Whether it's called “private mortgage insurance” (PMI) or just “mortgage insurance” (MI), mortgage insurance is a policy that protects the lender if you default on your loan. Don't confuse PMI with credit life insurance. Mortgage insurance won't pay your mortgage each month should you become disabled, unemployed, or deceased, and pays nothing to you or any of your beneficiaries.
PMI protects the lender on most nongovernment loan programs and, in most cases, a down payment of less than 20% requires PMI at an extra cost (monthly premium).
For loans directly backed by the government, such as FHA loans, all borrowers must pay into a self-insuring mortgage insurance pool to offset costs associated with other borrowers' defaults. While the FHA version is more like an annual-premium policy, paid at the time of closing, the up-front cost can be financed into the loan amount (which makes it tax-deductible).
For others government-backed loans, such as VA or USDA-backed loans, the government covers the risks of default, so MI policies are not required.
Mortgage insurance costs vary, depending on the down payment and the type of loan.
Lenders typically require mortgage insurance on loans in which the borrower makes an initial down payment of less than 20%. Simply put, MI allows a buyer to put less money down in exchange for a monthly premium. With FHA loans, borrowers can put down as little as 3.5% of a home's appraised value with the help of MI.
Mortgage insurance comes at a high price, however. A buyer who makes a 5% down payment and takes out a $200, 000 mortgage could pay about $156 per month or $1, 872 a year in MI.
Mortgage insurance typically can be cancelled once your loan is paid down to a certain percent of the value (LTV). Exceptions exist, however. The mortgage insurance on FHA loans with case numbers assigned after June 3, 2013 can last as long as you have the loan.
Two factors work in your favor when it comes to building enough equity to cancel your mortgage insurance:
- Amortization - the process of paying off your mortgage
- Appreciation - the increase in the value of your home over time
Before you commit to paying mortgage insurance, find out the requirements for cancellation from your lender.

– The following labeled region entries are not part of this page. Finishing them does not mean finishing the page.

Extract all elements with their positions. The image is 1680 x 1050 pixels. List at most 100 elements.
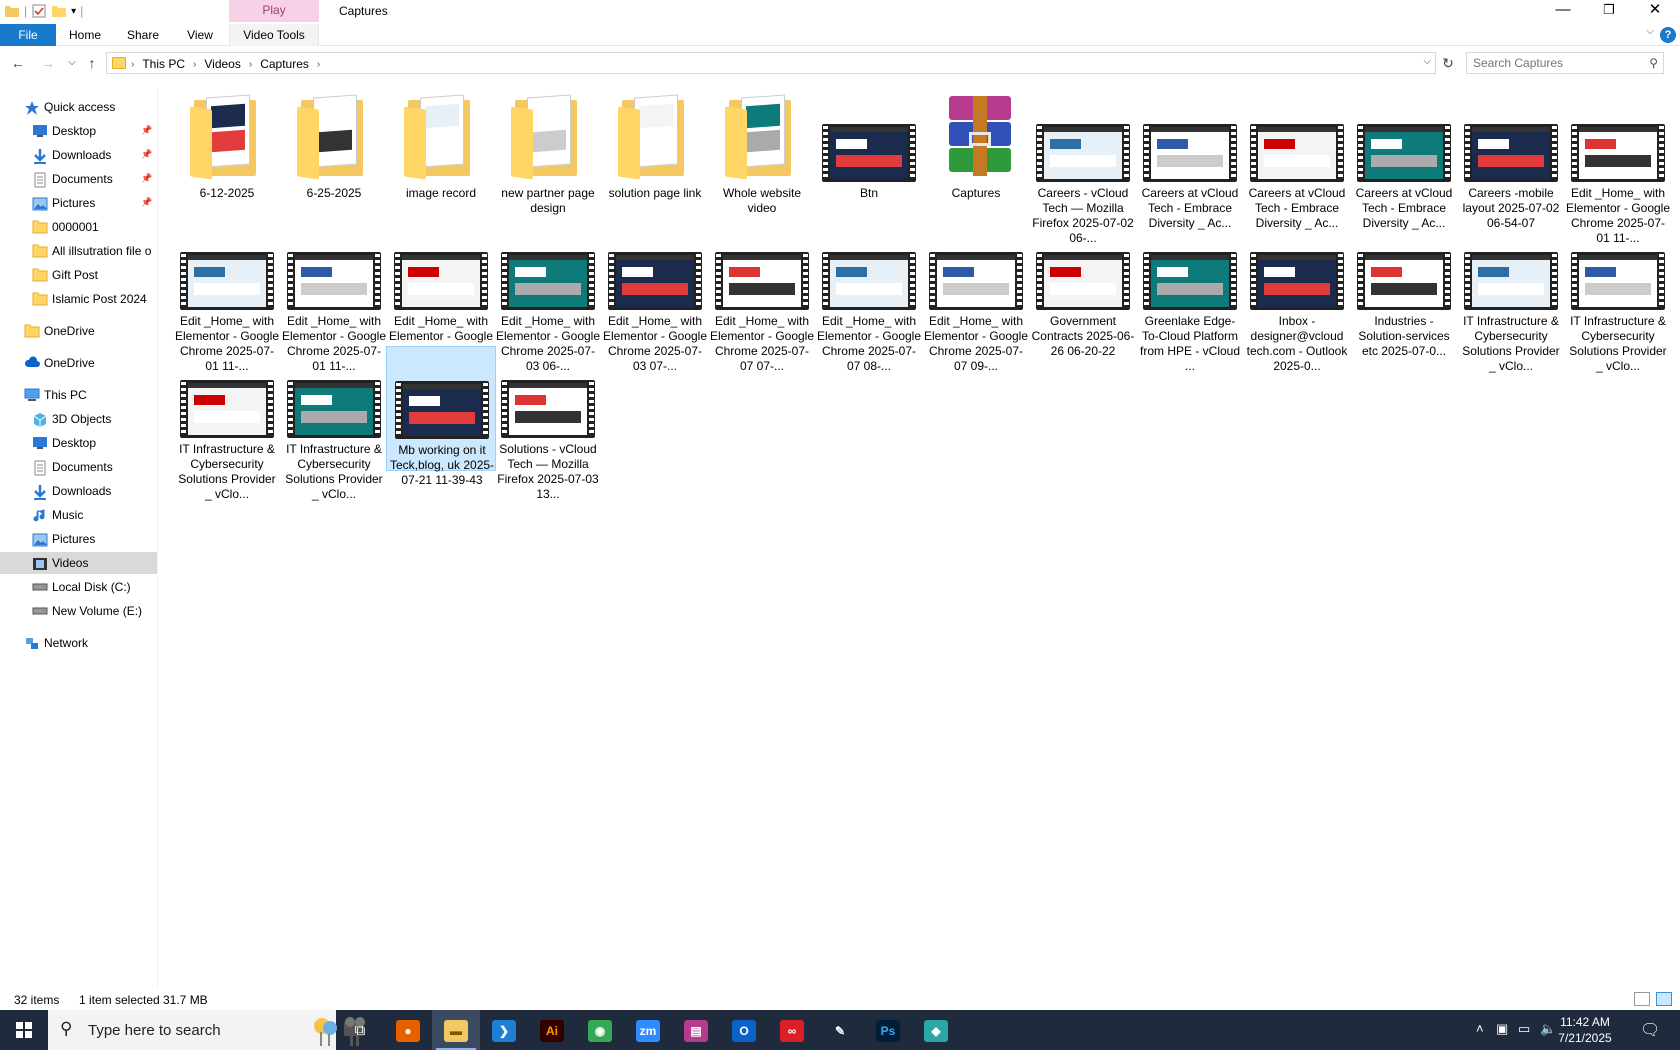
properties-icon[interactable] xyxy=(31,3,47,19)
sidebar-item-pc-local-disk-c-[interactable]: Local Disk (C:) xyxy=(0,576,157,598)
help-icon[interactable]: ? xyxy=(1660,27,1676,43)
file-item[interactable]: 6-12-2025 xyxy=(172,90,282,215)
taskbar-pen-tool[interactable]: ✎ xyxy=(816,1010,864,1050)
recent-locations-icon[interactable]: ⌵ xyxy=(62,54,82,74)
restore-button[interactable]: ❐ xyxy=(1586,0,1632,22)
tab-file[interactable]: File xyxy=(0,24,56,46)
chevron-right-icon[interactable]: › xyxy=(131,59,134,70)
file-item[interactable]: Careers at vCloud Tech - Embrace Diversi… xyxy=(1242,90,1352,230)
file-item[interactable]: Careers at vCloud Tech - Embrace Diversi… xyxy=(1135,90,1245,230)
file-item[interactable]: IT Infrastructure & Cybersecurity Soluti… xyxy=(279,346,389,501)
taskbar-winrar[interactable]: ▤ xyxy=(672,1010,720,1050)
taskbar-search[interactable]: ⚲ Type here to search xyxy=(48,1010,365,1050)
sidebar-item-documents[interactable]: Documents 📌 xyxy=(0,168,157,190)
up-arrow-icon[interactable]: ↑ xyxy=(82,54,102,74)
sidebar-item-pc-desktop[interactable]: Desktop xyxy=(0,432,157,454)
taskbar-app[interactable]: ◆ xyxy=(912,1010,960,1050)
file-item[interactable]: Edit _Home_ with Elementor - Google Chro… xyxy=(386,218,496,373)
file-item[interactable]: Whole website video xyxy=(707,90,817,215)
sidebar-item-pc-pictures[interactable]: Pictures xyxy=(0,528,157,550)
file-item[interactable]: Inbox - designer@vcloud tech.com - Outlo… xyxy=(1242,218,1352,373)
sidebar-item-pc-3d-objects[interactable]: 3D Objects xyxy=(0,408,157,430)
sidebar-item-gift-post[interactable]: Gift Post xyxy=(0,264,157,286)
network-icon[interactable]: ▭ xyxy=(1518,1021,1530,1037)
notifications-icon[interactable]: 🗨 xyxy=(1640,1020,1660,1040)
file-item[interactable]: Careers -mobile layout 2025-07-02 06-54-… xyxy=(1456,90,1566,230)
tray-app-icon[interactable]: ▣ xyxy=(1496,1021,1508,1037)
sidebar-item-pc-new-volume-e-[interactable]: New Volume (E:) xyxy=(0,600,157,622)
minimize-button[interactable]: — xyxy=(1540,0,1586,22)
details-view-icon[interactable] xyxy=(1634,992,1650,1006)
close-button[interactable]: ✕ xyxy=(1632,0,1678,22)
chevron-down-icon[interactable]: ⌵ xyxy=(1423,56,1431,67)
refresh-icon[interactable]: ↻ xyxy=(1438,53,1458,73)
sidebar-item-downloads[interactable]: Downloads 📌 xyxy=(0,144,157,166)
taskbar-illustrator[interactable]: Ai xyxy=(528,1010,576,1050)
file-item[interactable]: image record xyxy=(386,90,496,215)
file-item[interactable]: Careers - vCloud Tech — Mozilla Firefox … xyxy=(1028,90,1138,245)
chevron-right-icon[interactable]: › xyxy=(317,59,320,70)
clock[interactable]: 11:42 AM 7/21/2025 xyxy=(1545,1014,1625,1046)
sidebar-item-pc-documents[interactable]: Documents xyxy=(0,456,157,478)
forward-arrow-icon[interactable]: → xyxy=(38,54,58,74)
sidebar-item-pc-downloads[interactable]: Downloads xyxy=(0,480,157,502)
breadcrumb-videos[interactable]: Videos xyxy=(204,57,240,71)
sidebar-item-pc-music[interactable]: Music xyxy=(0,504,157,526)
file-item[interactable]: Careers at vCloud Tech - Embrace Diversi… xyxy=(1349,90,1459,230)
tab-view[interactable]: View xyxy=(180,24,220,46)
taskbar-outlook[interactable]: O xyxy=(720,1010,768,1050)
sidebar-item-all-illsutration-file-o[interactable]: All illsutration file o xyxy=(0,240,157,262)
sidebar-item-desktop[interactable]: Desktop 📌 xyxy=(0,120,157,142)
file-item[interactable]: new partner page design xyxy=(493,90,603,215)
file-item[interactable]: Edit _Home_ with Elementor - Google Chro… xyxy=(493,218,603,373)
start-button[interactable] xyxy=(0,1010,48,1050)
file-item[interactable]: Solutions - vCloud Tech — Mozilla Firefo… xyxy=(493,346,603,501)
taskbar-file-explorer[interactable]: ▬ xyxy=(432,1010,480,1050)
file-item[interactable]: IT Infrastructure & Cybersecurity Soluti… xyxy=(1456,218,1566,373)
file-item[interactable]: Edit _Home_ with Elementor - Google Chro… xyxy=(600,218,710,373)
file-item[interactable]: Edit _Home_ with Elementor - Google Chro… xyxy=(1563,90,1673,245)
file-item[interactable]: Government Contracts 2025-06-26 06-20-22 xyxy=(1028,218,1138,358)
play-context-tab[interactable]: Play xyxy=(229,0,319,22)
sidebar-item-0000001[interactable]: 0000001 xyxy=(0,216,157,238)
search-input[interactable] xyxy=(1473,56,1633,70)
breadcrumb-this-pc[interactable]: This PC xyxy=(142,57,185,71)
sidebar-item-pictures[interactable]: Pictures 📌 xyxy=(0,192,157,214)
file-item[interactable]: Greenlake Edge-To-Cloud Platform from HP… xyxy=(1135,218,1245,373)
tab-video-tools[interactable]: Video Tools xyxy=(229,24,319,46)
task-view-icon[interactable]: ⧉ xyxy=(336,1010,384,1050)
file-item[interactable]: Edit _Home_ with Elementor - Google Chro… xyxy=(707,218,817,373)
taskbar-zoom[interactable]: zm xyxy=(624,1010,672,1050)
file-item[interactable]: Edit _Home_ with Elementor - Google Chro… xyxy=(921,218,1031,373)
taskbar-chrome[interactable]: ◉ xyxy=(576,1010,624,1050)
chevron-right-icon[interactable]: › xyxy=(193,59,196,70)
file-item[interactable]: IT Infrastructure & Cybersecurity Soluti… xyxy=(172,346,282,501)
chevron-up-icon[interactable]: ˄ xyxy=(1476,1021,1484,1036)
large-icons-view-icon[interactable] xyxy=(1656,992,1672,1006)
file-item[interactable]: Industries -Solution-services etc 2025-0… xyxy=(1349,218,1459,358)
file-item[interactable]: Captures xyxy=(921,90,1031,215)
nav-quick-access[interactable]: Quick access xyxy=(0,96,157,118)
nav-this-pc[interactable]: This PC xyxy=(0,384,157,406)
nav-onedrive[interactable]: OneDrive xyxy=(0,352,157,374)
tab-home[interactable]: Home xyxy=(64,24,106,46)
search-box[interactable]: ⚲ xyxy=(1466,52,1664,74)
chevron-right-icon[interactable]: › xyxy=(249,59,252,70)
file-item[interactable]: Edit _Home_ with Elementor - Google Chro… xyxy=(814,218,924,373)
nav-network[interactable]: Network xyxy=(0,632,157,654)
back-arrow-icon[interactable]: ← xyxy=(8,54,28,74)
taskbar-vscode[interactable]: ❯ xyxy=(480,1010,528,1050)
breadcrumb-captures[interactable]: Captures xyxy=(260,57,309,71)
file-item[interactable]: Edit _Home_ with Elementor - Google Chro… xyxy=(172,218,282,373)
taskbar-firefox[interactable]: ● xyxy=(384,1010,432,1050)
taskbar-creative-cloud[interactable]: ∞ xyxy=(768,1010,816,1050)
file-item[interactable]: solution page link xyxy=(600,90,710,215)
file-item[interactable]: IT Infrastructure & Cybersecurity Soluti… xyxy=(1563,218,1673,373)
nav-onedrive-folder[interactable]: OneDrive xyxy=(0,320,157,342)
customize-qat-icon[interactable]: ▾ xyxy=(71,6,76,17)
file-item[interactable]: Mb working on it Teck,blog, uk 2025-07-2… xyxy=(386,346,496,487)
file-item[interactable]: 6-25-2025 xyxy=(279,90,389,215)
sidebar-item-islamic-post-2024[interactable]: Islamic Post 2024 xyxy=(0,288,157,310)
sidebar-item-pc-videos[interactable]: Videos xyxy=(0,552,157,574)
file-item[interactable]: Edit _Home_ with Elementor - Google Chro… xyxy=(279,218,389,373)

Your loan documents should include a PMI disclosure form that explains the details of the policy.
Refinance Your Way Out of MI
If you are considering refinancing, you should make sure the savings outweigh the costs. Remember, refinancing often comes with closing costs, appraisals, title searches, and underwriting fees.
If you have a current FHA loan, refinancing to remove your mortgage insurance could lower your monthly payment, even if the new loan's interest rate is a little higher.